A Comparison between 1.5$\mu$m Photoluminescence from Er-Doped Si-Rich Sio2 Films and (Er,Ge) Co-Doped Sio2 Films

TL;DR

This study compares 1.5μm photoluminescence from Er-doped Si-rich SiO2 films and (Er,Ge) co-doped SiO2 films, revealing different local environments for Er ions and energy transfer mechanisms involving nanoclusters.

Contribution

It provides a comparative analysis of Er luminescence in Si-rich and Ge-doped SiO2 films, highlighting the effects of nanocluster formation and annealing temperatures.

Findings

Maximum PL at 700°C for Ge nanoclusters

Maximum PL at 800°C for Si nanoclusters

Different spectral shapes indicate varied Er local environments

Abstract

We have studied the 1.5 $\mu$m photoluminescence (PL) from Er ions after annealing two different sample sets in the temperature range 500 °C to 1100 °C. The different sample sets were made by magnetron sputtering from composite targets of Si+SiO2+Er and Ge+SiO2+Er respectively for the different sample sets. The annealing induces Si - and Ge-nanoclusters respectively in the different film sets.
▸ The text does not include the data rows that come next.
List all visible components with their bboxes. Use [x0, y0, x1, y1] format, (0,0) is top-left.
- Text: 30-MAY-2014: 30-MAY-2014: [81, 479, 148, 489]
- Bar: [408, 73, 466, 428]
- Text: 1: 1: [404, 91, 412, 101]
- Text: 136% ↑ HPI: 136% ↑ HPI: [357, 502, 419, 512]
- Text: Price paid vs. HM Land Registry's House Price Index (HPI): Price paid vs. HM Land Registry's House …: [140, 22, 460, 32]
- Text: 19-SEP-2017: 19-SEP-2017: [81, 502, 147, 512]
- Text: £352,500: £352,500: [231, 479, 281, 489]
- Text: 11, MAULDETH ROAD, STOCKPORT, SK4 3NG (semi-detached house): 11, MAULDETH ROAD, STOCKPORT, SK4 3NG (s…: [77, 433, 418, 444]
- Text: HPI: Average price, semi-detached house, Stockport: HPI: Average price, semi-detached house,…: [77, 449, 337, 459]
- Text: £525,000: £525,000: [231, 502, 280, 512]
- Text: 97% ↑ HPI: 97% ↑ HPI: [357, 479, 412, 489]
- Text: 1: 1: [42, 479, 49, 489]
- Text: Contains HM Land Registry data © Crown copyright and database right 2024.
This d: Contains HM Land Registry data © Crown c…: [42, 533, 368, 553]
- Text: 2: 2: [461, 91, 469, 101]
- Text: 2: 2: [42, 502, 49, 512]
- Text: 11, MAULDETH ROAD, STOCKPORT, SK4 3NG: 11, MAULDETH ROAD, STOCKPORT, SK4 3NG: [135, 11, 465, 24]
The PL peak reaches its maximum intensity after annealing at 700 °C for samples with Ge nanoclusters and after annealing at 800 °C for samples with Si. No luminescence from nanoclusters was detected in neither sample sets. This is interpreted as an energy transfer from the nanocluster to Er atoms. Transmission electron microscopy shows that after annealing to the respective temperature yielding the maximum PL intensity both the Ge and Si clusters are non-crystalline. Here we mainly compare the spectral shape of Er luminescence emitted in these different nanostructured matrixes. The PL spectral shapes are clearly different and witness a different local environment for the Er ions.